The FDA has issued a complete response letter (CRL) to the biologics license application (BLA) seeking the approval of odronextamab (Ordspono) for the treatment of adult patients with relapsed or refractory follicular lymphoma (FL) who have received at least 2 prior lines of systemic therapy.¹
In an news release from Regeneron, developer of the CD20 x CD3 bispecific antibody, it was noted that the CRL was related to observations from an FDA general site inspection at Catalent Indiana, LLC.2
This marks the second CRL issued by the FDA for odronextamab following an initial letter in March 2024, which was related to the status of confirmatory trial enrollment and not to issues of safety, efficacy, or manufacturing.2 In February 2025, the FDA accepted a resubmission of the biologics license application seeking the approval of odronextamab for the treatment of patients with relapsed/refractory FL.3
The BLA was supported by data from the phase 2 ELM-2 (NCT03888105) and phase 1 ELM-1 (NCT02290951) trials.
Notably, the confirmatory phase 3 OLYMPIA-1 trial (NCT06091254) is ongoing.

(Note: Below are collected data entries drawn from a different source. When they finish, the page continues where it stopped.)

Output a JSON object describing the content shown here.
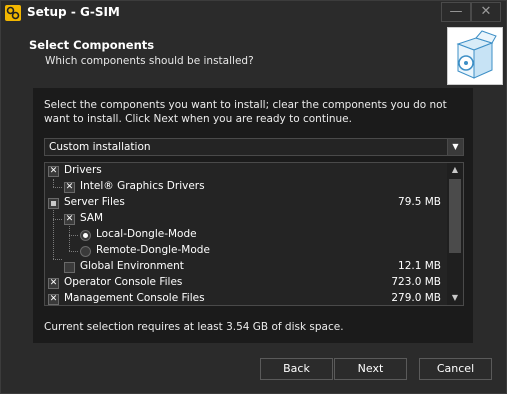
{
  "window": {
    "title": "Setup - G-SIM",
    "minimize_symbol": "—",
    "close_symbol": "✕",
    "icon": "setup-gear-icon"
  },
  "header": {
    "title": "Select Components",
    "subtitle": "Which components should be installed?",
    "image_icon": "software-box-icon"
  },
  "instructions": "Select the components you want to install; clear the components you do not want to install. Click Next when you are ready to continue.",
  "setup_type": {
    "value": "Custom installation",
    "dropdown_symbol": "▼"
  },
  "components": [
    {
      "label": "Drivers",
      "size": "",
      "control": "checkbox",
      "state": "checked"
    },
    {
      "label": "Intel® Graphics Drivers",
      "size": "",
      "control": "checkbox",
      "state": "checked"
    },
    {
      "label": "Server Files",
      "size": "79.5 MB",
      "control": "checkbox",
      "state": "partial"
    },
    {
      "label": "SAM",
      "size": "",
      "control": "checkbox",
      "state": "checked"
    },
    {
      "label": "Local-Dongle-Mode",
      "size": "",
      "control": "radio",
      "state": "selected"
    },
    {
      "label": "Remote-Dongle-Mode",
      "size": "",
      "control": "radio",
      "state": "unselected"
    },
    {
      "label": "Global Environment",
      "size": "12.1 MB",
      "control": "checkbox",
      "state": "unchecked"
    },
    {
      "label": "Operator Console Files",
      "size": "723.0 MB",
      "control": "checkbox",
      "state": "checked"
    },
    {
      "label": "Management Console Files",
      "size": "279.0 MB",
      "control": "checkbox",
      "state": "checked"
    }
  ],
  "scrollbar": {
    "up_symbol": "▲",
    "down_symbol": "▼"
  },
  "requirement_text": "Current selection requires at least 3.54 GB of disk space.",
  "buttons": {
    "back": "Back",
    "next": "Next",
    "cancel": "Cancel"
  },
  "colors": {
    "window_bg": "#2b2b2b",
    "panel_bg": "#1b1b1b",
    "list_bg": "#242424",
    "icon_accent": "#f2b600"
  }
}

In August 2024, odronextamab received regulatory approval in the European Union for the treatment of patients with relapsed/refractory FL or relapsed/refractory diffuse large B-cell lymphoma following at least 2 prior lines of systemic therapy.4
Odronextamab is an off-the-shelf, CD20 × CD3-directed bispecific antibody designed to redirect T cells to kill malignant B cells.3
The multicenter, open-label ELM-2 study enrolled 128 adult patients with grade 1 to 3a FL who were relapsed or refractory to 2 or more prior therapies, including an anti-CD20 antibody and alkylating agent.5 Patients needed to be ineligible for treatment with rituximab (Rituxan)/lenalidomide (Revlimid), and have an ECOG performance status of 0 or 1. Patients were treated with intravenous odronextamab using a step-up dosing strategy during the first cycle to mitigate cytokine release syndrome (CRS) risk.

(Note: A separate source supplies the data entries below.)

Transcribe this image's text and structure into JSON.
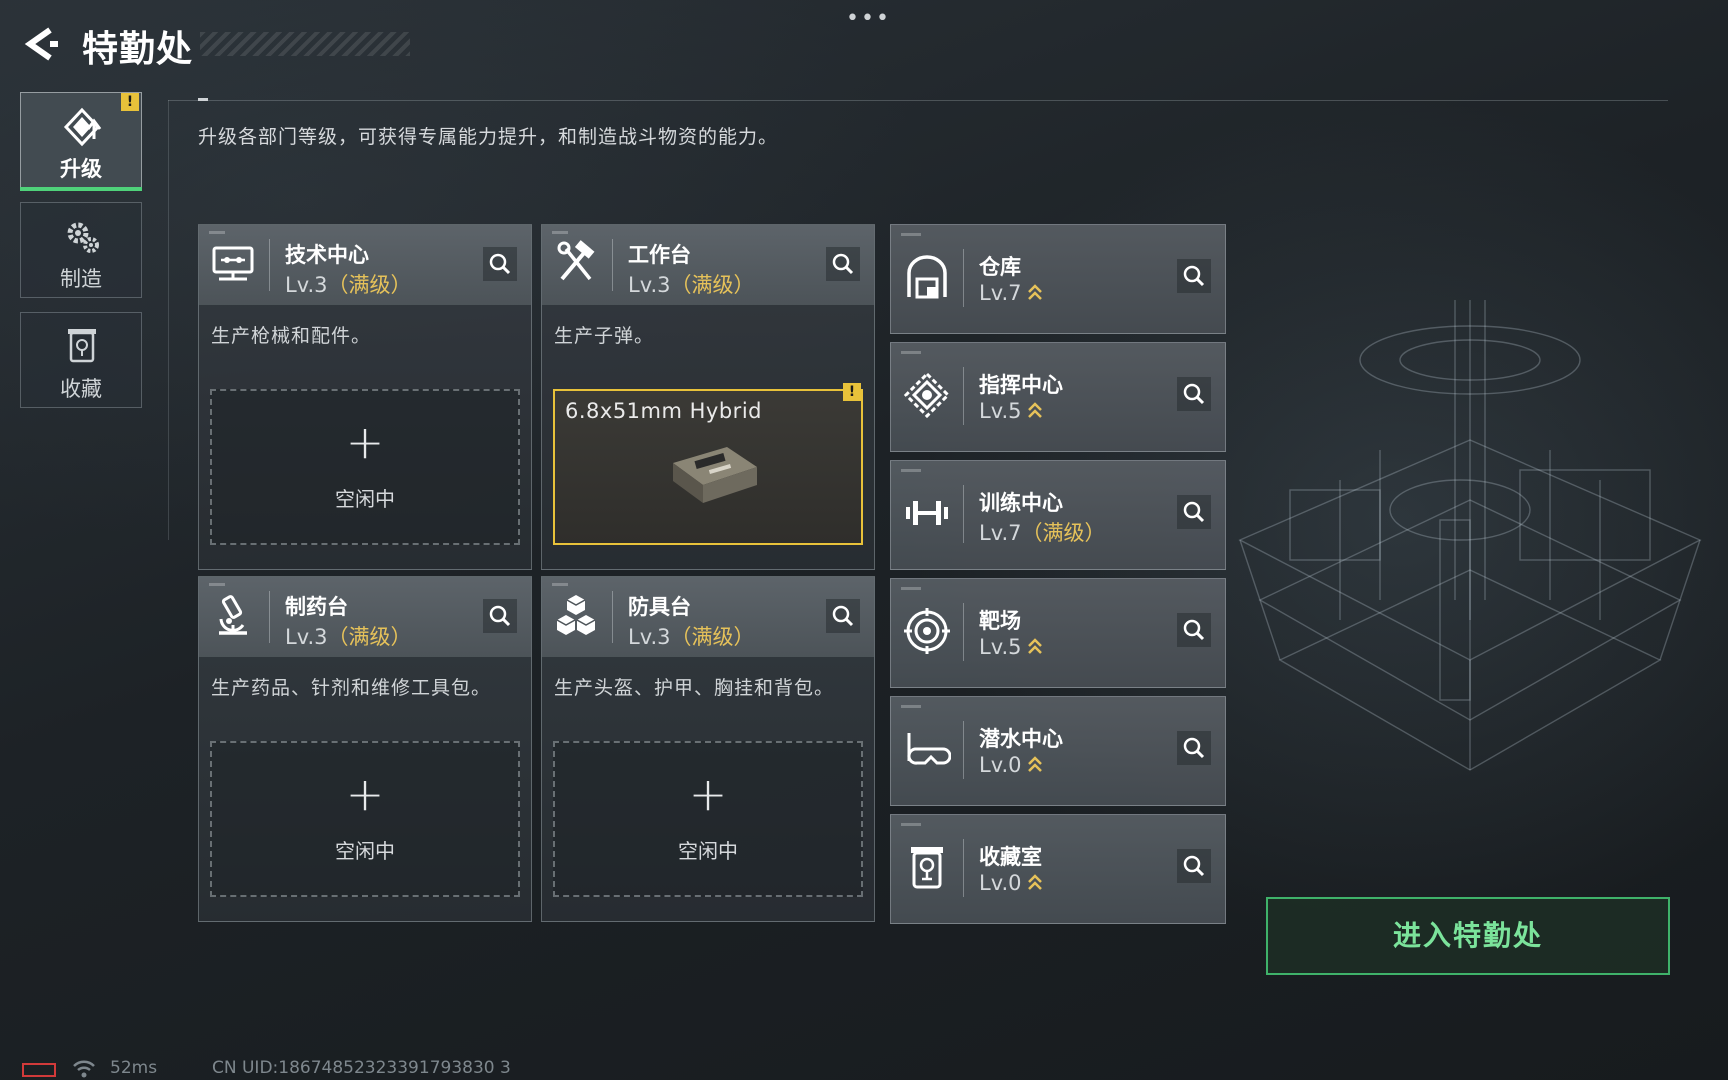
{
  "header": {
    "title": "特勤处",
    "description": "升级各部门等级，可获得专属能力提升，和制造战斗物资的能力。"
  },
  "nav": {
    "tabs": [
      {
        "label": "升级",
        "icon": "upgrade-icon",
        "active": true,
        "warning": "!"
      },
      {
        "label": "制造",
        "icon": "gears-icon",
        "active": false
      },
      {
        "label": "收藏",
        "icon": "collection-icon",
        "active": false
      }
    ]
  },
  "facilities": [
    {
      "name": "技术中心",
      "level": "Lv.3",
      "max_tag": "（满级）",
      "desc": "生产枪械和配件。",
      "icon": "monitor-icon",
      "slot": {
        "state": "idle",
        "label": "空闲中"
      }
    },
    {
      "name": "工作台",
      "level": "Lv.3",
      "max_tag": "（满级）",
      "desc": "生产子弹。",
      "icon": "hammer-wrench-icon",
      "slot": {
        "state": "producing",
        "item": "6.8x51mm Hybrid",
        "warning": "!"
      }
    },
    {
      "name": "制药台",
      "level": "Lv.3",
      "max_tag": "（满级）",
      "desc": "生产药品、针剂和维修工具包。",
      "icon": "microscope-icon",
      "slot": {
        "state": "idle",
        "label": "空闲中"
      }
    },
    {
      "name": "防具台",
      "level": "Lv.3",
      "max_tag": "（满级）",
      "desc": "生产头盔、护甲、胸挂和背包。",
      "icon": "cubes-icon",
      "slot": {
        "state": "idle",
        "label": "空闲中"
      }
    }
  ],
  "departments": [
    {
      "name": "仓库",
      "level": "Lv.7",
      "max_tag": "",
      "upgradable": true,
      "icon": "warehouse-icon"
    },
    {
      "name": "指挥中心",
      "level": "Lv.5",
      "max_tag": "",
      "upgradable": true,
      "icon": "command-icon"
    },
    {
      "name": "训练中心",
      "level": "Lv.7",
      "max_tag": "（满级）",
      "upgradable": false,
      "icon": "dumbbell-icon"
    },
    {
      "name": "靶场",
      "level": "Lv.5",
      "max_tag": "",
      "upgradable": true,
      "icon": "target-icon"
    },
    {
      "name": "潜水中心",
      "level": "Lv.0",
      "max_tag": "",
      "upgradable": true,
      "icon": "diving-mask-icon"
    },
    {
      "name": "收藏室",
      "level": "Lv.0",
      "max_tag": "",
      "upgradable": true,
      "icon": "trophy-case-icon"
    }
  ],
  "actions": {
    "enter_label": "进入特勤处"
  },
  "status_bar": {
    "ping": "52ms",
    "uid": "CN UID:18674852323391793830 3"
  },
  "colors": {
    "accent_green": "#3fb26a",
    "max_level_gold": "#e6c25a",
    "warning_yellow": "#e8c23a"
  }
}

In cycles 2 through 4, patients received 80 mg of odronextamab on days 1, 8, and 15 every 21 days. Maintenance dosing at 160 mg every 2 weeks continued until disease progression or other protocol-defined discontinuation.
The median time to first complete response (CR) was 2.6 months (IQR, 2.5-2.9), and the estimated median duration of response was 15.8 months (95% CI, 6.4-not estimable), with the longest ongoing CR reported at 53 months.
All patients in ELM-2 experienced at least 1 treatment-emergent adverse effect (TEAE), and 92% of patients experienced treatment-related AEs (TRAEs). The most common any-grade TEAEs included CRS (56%), neutropenia (39%), and pyrexia (38%). Grade 3/4 TEAEs most commonly included neutropenia (32%), anemia (12%), and decreased neutrophil counts (12%). Most CRS events occurred during the step-up dosing phase in cycle 1 and were grade 1 or 2 in severity.
ELM-1 evaluated odronextamab in patients with relapsed/refractory non-Hodgkin lymphoma (n = 145).6 Among efficacy-evaluable patients, the overall response rate (ORR) was 51% (95% CI, 42%-59%), with a CR rate of 37%. In a subset of patients with relapsed/refractory follicular lymphoma treated with odronextamab at doses of at least 5 mg (n = 32), the ORR was 91% (95% CI, 75%-98%), and the CR rate was 72% (95% CI, 53%-86%).
Grade 3 or higher TEAEs occurred in 82% of patients in ELM-1, with anemia (25%), lymphopenia (19%), and hypophosphatemia (19%) among the most frequently reported.